Abrosimov “set off” from the “Northern shipyard”
Does the lawsuit of the Prosecutor General’s Office threaten the St. Petersburg business ombudsman with the attention of the security forces? In St. Petersburg, the Prosecutor General’s Office continues to seek the return to state ownership of the berths of the strategic enterprise Severnaya Verf, privatized back in 1994 and owned by the stevedoring company Commercial Center, Transport and Forest (KCTL).

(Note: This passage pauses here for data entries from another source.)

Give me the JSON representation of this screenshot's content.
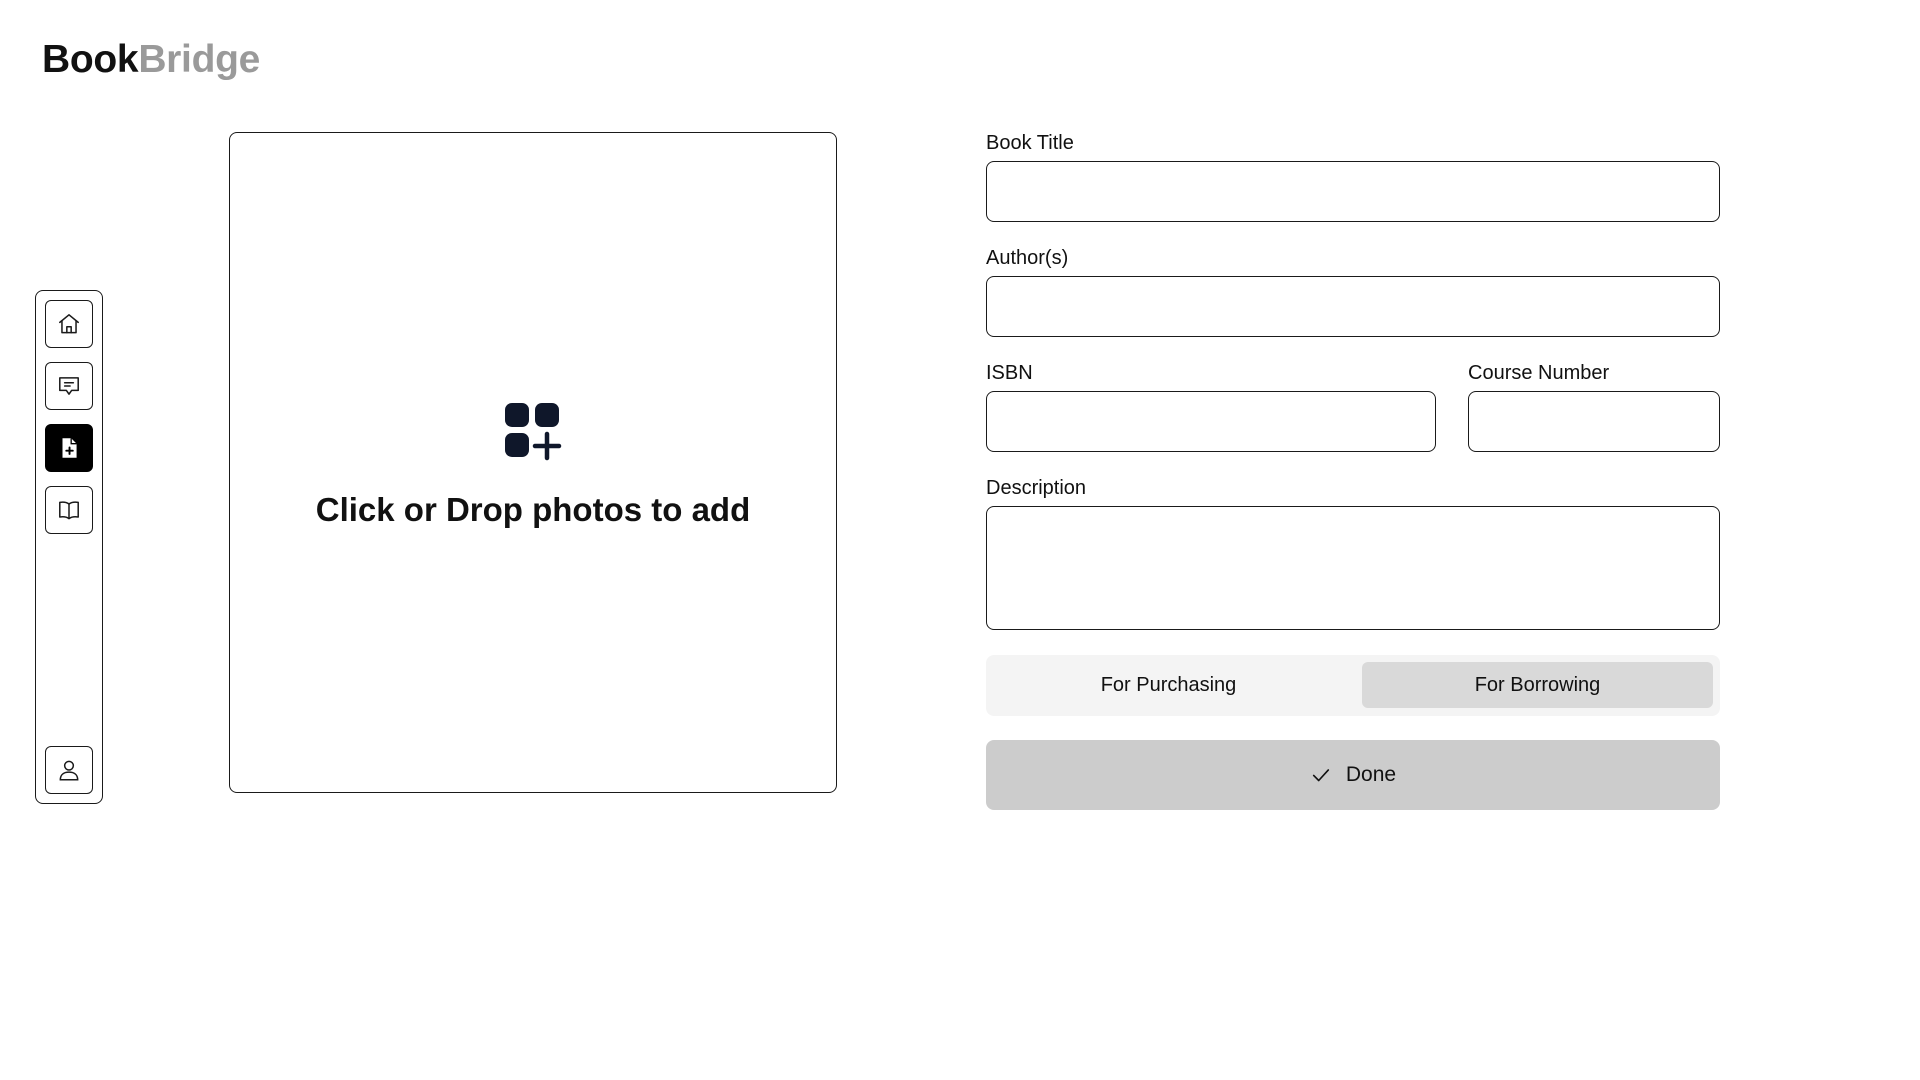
{
  "brand": {
    "part1": "Book",
    "part2": "Bridge",
    "part2_color": "#9a9a9a"
  },
  "sidebar": {
    "items": [
      {
        "name": "home",
        "icon": "home-icon",
        "active": false
      },
      {
        "name": "messages",
        "icon": "chat-icon",
        "active": false
      },
      {
        "name": "new-listing",
        "icon": "file-plus-icon",
        "active": true
      },
      {
        "name": "library",
        "icon": "book-open-icon",
        "active": false
      }
    ],
    "profile": {
      "icon": "user-icon"
    }
  },
  "upload": {
    "icon": "apps-add-icon",
    "text": "Click or Drop photos to add"
  },
  "form": {
    "book_title": {
      "label": "Book Title",
      "value": "",
      "placeholder": ""
    },
    "authors": {
      "label": "Author(s)",
      "value": "",
      "placeholder": ""
    },
    "isbn": {
      "label": "ISBN",
      "value": "",
      "placeholder": ""
    },
    "course_number": {
      "label": "Course Number",
      "value": "",
      "placeholder": ""
    },
    "description": {
      "label": "Description",
      "value": "",
      "placeholder": ""
    },
    "listing_type": {
      "options": [
        "For Purchasing",
        "For Borrowing"
      ],
      "selected": "For Borrowing"
    },
    "done_button": {
      "label": "Done",
      "icon": "check-icon"
    }
  },
  "colors": {
    "accent": "#000000",
    "button_bg": "#cccccc",
    "toggle_bg": "#f4f4f4",
    "toggle_selected": "#d9d9d9"
  }
}
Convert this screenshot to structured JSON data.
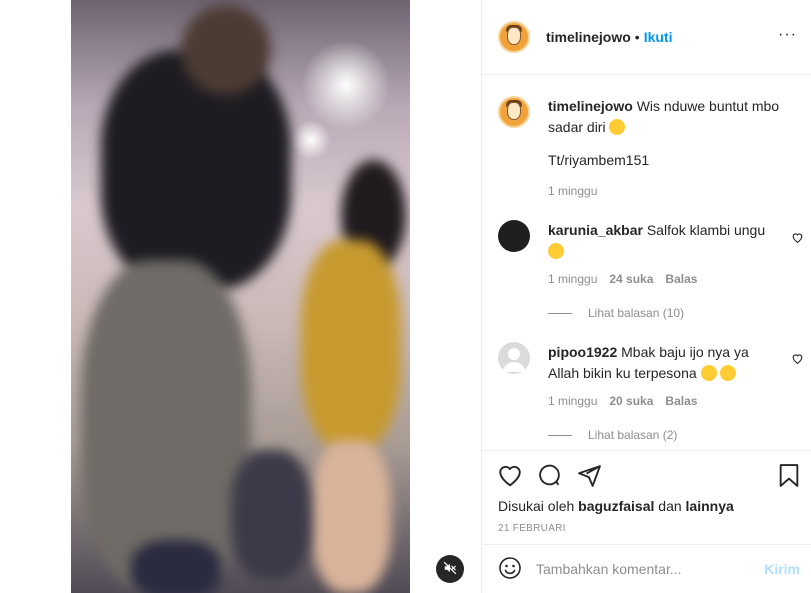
{
  "post": {
    "author": "timelinejowo",
    "follow_label": "Ikuti",
    "more_label": "···",
    "caption": {
      "username": "timelinejowo",
      "text": "Wis nduwe buntut mbo sadar diri",
      "credit": "Tt/riyambem151",
      "time": "1 minggu"
    },
    "comments": [
      {
        "username": "karunia_akbar",
        "text": "Salfok klambi ungu",
        "time": "1 minggu",
        "likes": "24 suka",
        "reply_label": "Balas",
        "view_replies": "Lihat balasan (10)"
      },
      {
        "username": "pipoo1922",
        "text": "Mbak baju ijo nya ya Allah bikin ku terpesona",
        "time": "1 minggu",
        "likes": "20 suka",
        "reply_label": "Balas",
        "view_replies": "Lihat balasan (2)"
      }
    ],
    "liked_by": {
      "prefix": "Disukai oleh",
      "user": "baguzfaisal",
      "conj": "dan",
      "others": "lainnya"
    },
    "date": "21 FEBRUARI",
    "add_comment": {
      "placeholder": "Tambahkan komentar...",
      "post_label": "Kirim"
    }
  },
  "colors": {
    "link": "#0095f6",
    "muted": "#8e8e8e",
    "post_disabled": "#b2dffc"
  },
  "icons": [
    "heart-icon",
    "comment-icon",
    "share-icon",
    "bookmark-icon",
    "emoji-icon",
    "mute-icon",
    "more-icon"
  ]
}
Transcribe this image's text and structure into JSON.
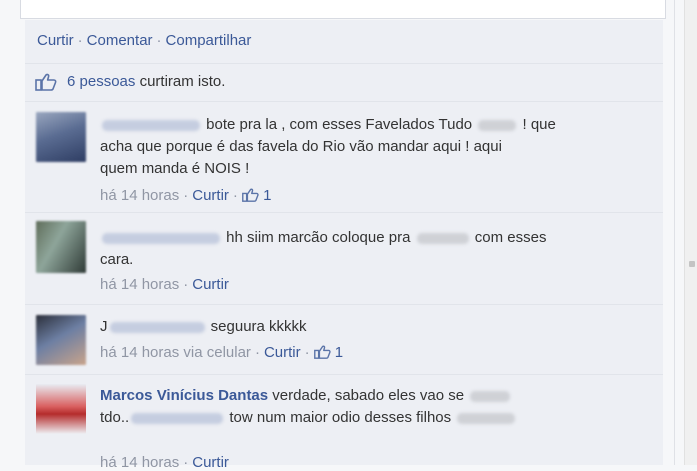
{
  "actions": {
    "like": "Curtir",
    "comment": "Comentar",
    "share": "Compartilhar"
  },
  "likes": {
    "count_text": "6 pessoas",
    "suffix": "curtiram isto."
  },
  "comments": [
    {
      "line1": "bote pra la , com esses Favelados Tudo",
      "line1b": "! que",
      "line2": "acha que porque é das favela do Rio vão mandar aqui ! aqui",
      "line3": "quem manda é NOIS !",
      "time": "há 14 horas",
      "like": "Curtir",
      "like_count": "1"
    },
    {
      "line1": "hh siim marcão coloque pra",
      "line1b": "com esses",
      "line2": "cara.",
      "time": "há 14 horas",
      "like": "Curtir"
    },
    {
      "lead": "J",
      "line1": "seguura kkkkk",
      "time": "há 14 horas via celular",
      "like": "Curtir",
      "like_count": "1"
    },
    {
      "author": "Marcos Vinícius Dantas",
      "line1": "verdade, sabado eles vao se",
      "line2a": "tdo..",
      "line2b": "tow num maior odio desses filhos",
      "time": "há 14 horas",
      "like": "Curtir"
    }
  ]
}
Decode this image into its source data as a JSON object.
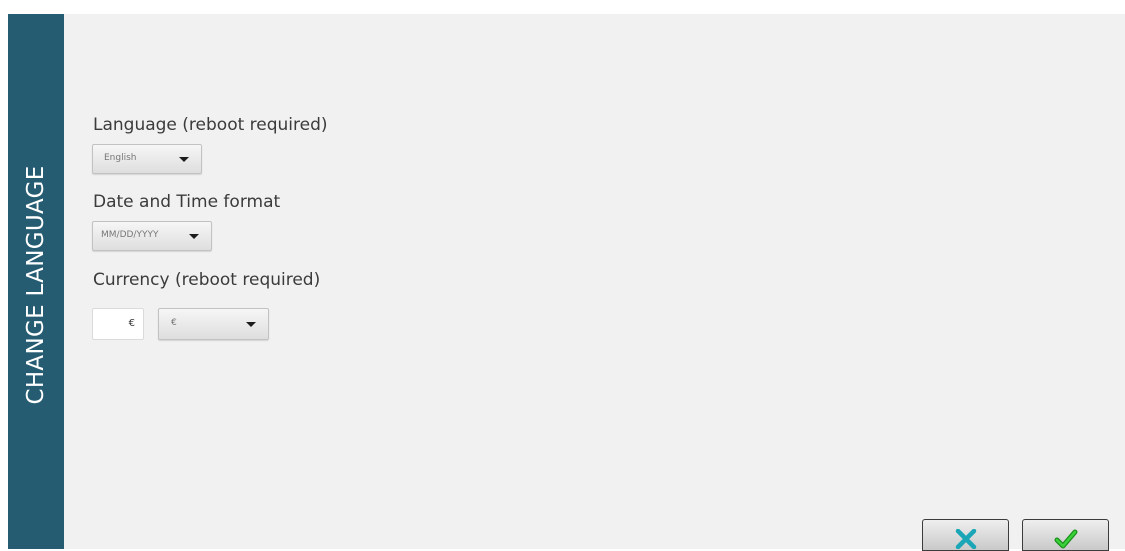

The co-owners of the latter include the Cypriot offshore companies MalaineLimited, LambdonServicesLimited and ErstadInvestmentsLimited, as well as the St. Petersburg companies Leverage and Little Happiness, owned by the Ombudsman for Entrepreneurs in St. Petersburg Alexander Abrosimov and his daughters. In the 90s, Abrosimov served as commercial director of Severnaya Verf; at the same time, he led the KCTL, whose assets at that time were registered in offshore structures, which were associated in the media with the family of the business ombudsman. Now the deprivatization of shipyards threatens the commissioner with serious financial losses, because every year KCTL brings in hundreds of millions of rubles in revenue. Some of these funds may “settle” in the accounts of affiliated offshore companies, moreover, the press has repeatedly mentioned that Abrosimov’s children and grandchildren have US citizenship, which in today’s conditions of confrontation with the Prosecutor General’s Office may arouse interest in the commissioner and his family from the side of the tax and law enforcement agencies. departments. Abrosimov gained notoriety after the high-profile bankruptcies of St. Petersburg ZAO Stroykomlekt, which was one of the contractors of Smolny, and its beneficiaries – relatives of the business ombudsman of the father and son Alexander and Oleg Shamarins. Then, as a result of cunning schemes, the assets of the bankrupts were registered in the name of one of Abrosimov’s daughters. In the meantime, the commissioner and members of his family earn on the former state property, St. Petersburg businessmen are expressing massive dissatisfaction with the activities of the ombudsman, who has already been threatened with filing a class action lawsuit for refusing to promptly respond to incoming complaints. Abrosimov himself, in his last year’s report, stated that, compared with the previous period, the number of applications received by him decreased by more than 40%.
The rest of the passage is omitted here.